Spring Boot Producer Configuration

@Configuration
public class KafkaProducerConfig {

@Bean
public ProducerFactory<String, OrderEvent> producerFactory() {
Map<String, Object> props = new HashMap<>();
props.put(ProducerConfig.BOOTSTRAP_SERVERS_CONFIG, "localhost:9092");
props.put(ProducerConfig.ACKS_CONFIG, "all");
props.put(ProducerConfig.ENABLE_IDEMPOTENCE_CONFIG, true);
props.put(ProducerConfig.RETRIES_CONFIG, Integer.MAX_VALUE);
props.put(ProducerConfig.MAX_IN_FLIGHT_REQUESTS_PER_CONNECTION, 5);
props.put(ProducerConfig.LINGER_MS_CONFIG, 5);
props.put(ProducerConfig.BATCH_SIZE_CONFIG, 32 * 1024);
props.put(ProducerConfig.COMPRESSION_TYPE_CONFIG, "snappy");
props.put(ProducerConfig.KEY_SERIALIZER_CLASS_CONFIG, StringSerializer.class);
props.put(ProducerConfig.VALUE_SERIALIZER_CLASS_CONFIG, JsonSerializer.class);
return new DefaultKafkaProducerFactory<>(props);
}

@Bean
public KafkaTemplate<String, OrderEvent> kafkaTemplate() {
return new KafkaTemplate<>(producerFactory());
}
}

Error Handling & Retry

Retriable vs Non-Retriable Errors

Error TypeExamplesRetry?
RetriableNetworkException, LeaderNotAvailableException, TimeoutException✅ Yes
Non-retriableMessageTooLargeException, RecordTooLargeException, SerializationException❌ No

Producer Error Handler (Spring)

@Bean
public KafkaTemplate<String, OrderEvent> kafkaTemplate() {
KafkaTemplate<String, OrderEvent> template = new KafkaTemplate<>(producerFactory());
template.setProducerListener(new ProducerListener<>() {
@Override
public void onError(ProducerRecord<String, OrderEvent> record,
RecordMetadata metadata,
Exception exception) {
log.error("Failed to send record: key={}, error={}", record.key(), exception.getMessage());
// route to DLQ, alert, etc.
}
});
return template;
}

Interview Questions — Producer

Q: What is the RecordAccumulator and why does it exist?

The RecordAccumulator is an in-memory buffer that groups records into batches per partition.

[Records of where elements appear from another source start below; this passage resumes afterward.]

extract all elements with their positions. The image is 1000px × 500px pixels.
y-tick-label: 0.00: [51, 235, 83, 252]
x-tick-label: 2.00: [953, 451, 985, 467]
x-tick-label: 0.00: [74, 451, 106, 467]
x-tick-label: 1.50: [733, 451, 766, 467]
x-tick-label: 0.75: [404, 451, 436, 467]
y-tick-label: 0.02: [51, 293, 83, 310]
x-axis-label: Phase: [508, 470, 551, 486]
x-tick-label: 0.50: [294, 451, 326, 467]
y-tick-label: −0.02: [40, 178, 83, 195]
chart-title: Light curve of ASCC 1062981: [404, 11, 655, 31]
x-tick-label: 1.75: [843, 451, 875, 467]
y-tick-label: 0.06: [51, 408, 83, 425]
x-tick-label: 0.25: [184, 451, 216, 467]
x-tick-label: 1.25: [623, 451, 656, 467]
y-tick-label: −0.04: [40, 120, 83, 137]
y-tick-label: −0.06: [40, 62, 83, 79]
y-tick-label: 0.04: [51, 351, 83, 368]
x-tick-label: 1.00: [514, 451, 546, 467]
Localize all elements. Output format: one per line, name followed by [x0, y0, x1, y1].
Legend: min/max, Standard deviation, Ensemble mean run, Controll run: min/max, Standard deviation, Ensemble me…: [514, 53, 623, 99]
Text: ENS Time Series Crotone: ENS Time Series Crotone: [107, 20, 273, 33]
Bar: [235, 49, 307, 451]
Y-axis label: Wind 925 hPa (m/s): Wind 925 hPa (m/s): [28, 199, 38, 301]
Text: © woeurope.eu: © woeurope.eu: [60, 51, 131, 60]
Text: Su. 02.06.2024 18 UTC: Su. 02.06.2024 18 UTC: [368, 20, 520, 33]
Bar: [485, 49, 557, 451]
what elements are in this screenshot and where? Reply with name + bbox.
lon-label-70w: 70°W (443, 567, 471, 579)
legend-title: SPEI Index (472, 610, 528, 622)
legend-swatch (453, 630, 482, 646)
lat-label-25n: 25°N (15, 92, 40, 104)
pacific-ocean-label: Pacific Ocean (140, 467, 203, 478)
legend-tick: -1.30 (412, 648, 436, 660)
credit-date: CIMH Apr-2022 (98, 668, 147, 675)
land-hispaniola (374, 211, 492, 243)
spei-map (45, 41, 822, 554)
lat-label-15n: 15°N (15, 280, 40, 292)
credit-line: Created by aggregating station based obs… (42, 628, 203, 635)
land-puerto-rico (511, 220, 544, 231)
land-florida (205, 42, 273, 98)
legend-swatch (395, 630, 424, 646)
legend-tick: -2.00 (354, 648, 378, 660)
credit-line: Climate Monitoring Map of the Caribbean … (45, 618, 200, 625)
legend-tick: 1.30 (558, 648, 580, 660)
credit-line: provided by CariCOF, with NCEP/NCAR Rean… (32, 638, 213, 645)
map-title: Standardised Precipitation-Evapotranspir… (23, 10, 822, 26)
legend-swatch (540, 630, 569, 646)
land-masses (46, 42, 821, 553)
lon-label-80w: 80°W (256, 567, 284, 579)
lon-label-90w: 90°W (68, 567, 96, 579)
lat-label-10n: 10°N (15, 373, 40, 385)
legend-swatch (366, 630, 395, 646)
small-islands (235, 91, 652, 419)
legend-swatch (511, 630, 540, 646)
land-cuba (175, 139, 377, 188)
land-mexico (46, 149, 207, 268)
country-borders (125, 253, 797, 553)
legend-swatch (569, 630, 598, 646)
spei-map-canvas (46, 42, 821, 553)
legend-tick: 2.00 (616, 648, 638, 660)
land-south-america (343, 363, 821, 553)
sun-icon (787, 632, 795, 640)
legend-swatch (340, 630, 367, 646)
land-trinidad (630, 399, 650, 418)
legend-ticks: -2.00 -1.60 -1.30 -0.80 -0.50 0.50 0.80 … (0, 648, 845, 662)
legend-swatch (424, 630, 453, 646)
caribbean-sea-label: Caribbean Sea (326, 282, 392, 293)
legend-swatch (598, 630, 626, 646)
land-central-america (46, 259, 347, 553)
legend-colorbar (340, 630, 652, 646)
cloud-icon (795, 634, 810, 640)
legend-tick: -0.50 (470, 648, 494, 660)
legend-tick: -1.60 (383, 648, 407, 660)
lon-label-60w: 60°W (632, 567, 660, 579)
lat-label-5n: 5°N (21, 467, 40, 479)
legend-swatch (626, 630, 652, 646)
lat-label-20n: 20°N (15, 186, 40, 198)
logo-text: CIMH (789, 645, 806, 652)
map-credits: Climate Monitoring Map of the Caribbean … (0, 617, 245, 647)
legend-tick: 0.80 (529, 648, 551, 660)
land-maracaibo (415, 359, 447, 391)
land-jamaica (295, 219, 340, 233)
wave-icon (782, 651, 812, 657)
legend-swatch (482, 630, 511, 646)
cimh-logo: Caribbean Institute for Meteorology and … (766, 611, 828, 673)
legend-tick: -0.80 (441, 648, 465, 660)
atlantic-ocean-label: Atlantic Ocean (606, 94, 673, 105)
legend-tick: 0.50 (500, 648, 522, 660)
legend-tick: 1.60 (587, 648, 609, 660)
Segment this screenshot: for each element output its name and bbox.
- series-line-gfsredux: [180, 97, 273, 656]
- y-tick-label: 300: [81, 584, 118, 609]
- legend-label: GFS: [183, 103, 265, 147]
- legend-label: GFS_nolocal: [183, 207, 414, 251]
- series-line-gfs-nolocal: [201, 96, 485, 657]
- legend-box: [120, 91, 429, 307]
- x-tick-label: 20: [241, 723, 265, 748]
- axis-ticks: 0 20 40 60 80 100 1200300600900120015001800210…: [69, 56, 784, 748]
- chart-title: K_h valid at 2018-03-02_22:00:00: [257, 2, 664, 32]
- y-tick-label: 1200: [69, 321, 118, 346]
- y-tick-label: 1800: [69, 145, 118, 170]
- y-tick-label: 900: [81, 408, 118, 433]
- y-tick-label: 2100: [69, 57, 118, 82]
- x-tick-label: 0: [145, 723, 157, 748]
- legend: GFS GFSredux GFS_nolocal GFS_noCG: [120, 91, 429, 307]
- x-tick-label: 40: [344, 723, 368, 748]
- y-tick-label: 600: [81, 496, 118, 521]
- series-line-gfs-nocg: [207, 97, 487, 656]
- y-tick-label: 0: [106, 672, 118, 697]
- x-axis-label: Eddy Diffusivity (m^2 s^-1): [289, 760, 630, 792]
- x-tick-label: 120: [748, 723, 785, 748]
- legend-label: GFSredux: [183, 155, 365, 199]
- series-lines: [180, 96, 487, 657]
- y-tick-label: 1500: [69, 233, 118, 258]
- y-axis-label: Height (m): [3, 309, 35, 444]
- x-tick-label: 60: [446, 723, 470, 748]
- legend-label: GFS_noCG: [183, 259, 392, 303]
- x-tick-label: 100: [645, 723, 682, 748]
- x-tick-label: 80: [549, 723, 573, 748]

It exists to improve throughput: instead of sending one message at a time (high overhead), the producer accumulates messages and sends them in bulk. batch.size and linger.ms control when a batch is flushed.

Q: What is the difference between linger.ms=0 and linger.ms=10?

With linger.ms=0, the producer sends messages as soon as they're added to the buffer, maximizing latency responsiveness. With linger.ms=10, the producer waits up to 10ms to accumulate more records into the same batch, improving throughput at the cost of slightly higher latency.

Q: How does the producer choose a partition when no key is provided?

Since Kafka 2.4, the sticky partitioner is used: the producer sends all keyless messages to the same partition until the batch is full or linger.ms expires, then moves to the next. Before 2.4, pure round-robin was used. You can also implement a custom Partitioner interface.

Q: What is max.in.flight.requests.per.connection?

It controls how many unacknowledged batches can be in-flight to a single broker at once. Higher values increase throughput. When set above 1 with retries enabled (and idempotence disabled), message reordering is possible: a failed batch retried after a successful later batch can result in out-of-order writes. With enable.idempotence=true, Kafka handles this safely up to 5 in-flight requests.

Q: What is delivery.timeout.ms?

It is the total time budget for a produce operation, including retries. If the message hasn't been delivered within this time, the producer fails the send with a TimeoutException. It must satisfy: delivery.timeout.ms >= linger.ms + request.timeout.ms. Default is 120 seconds.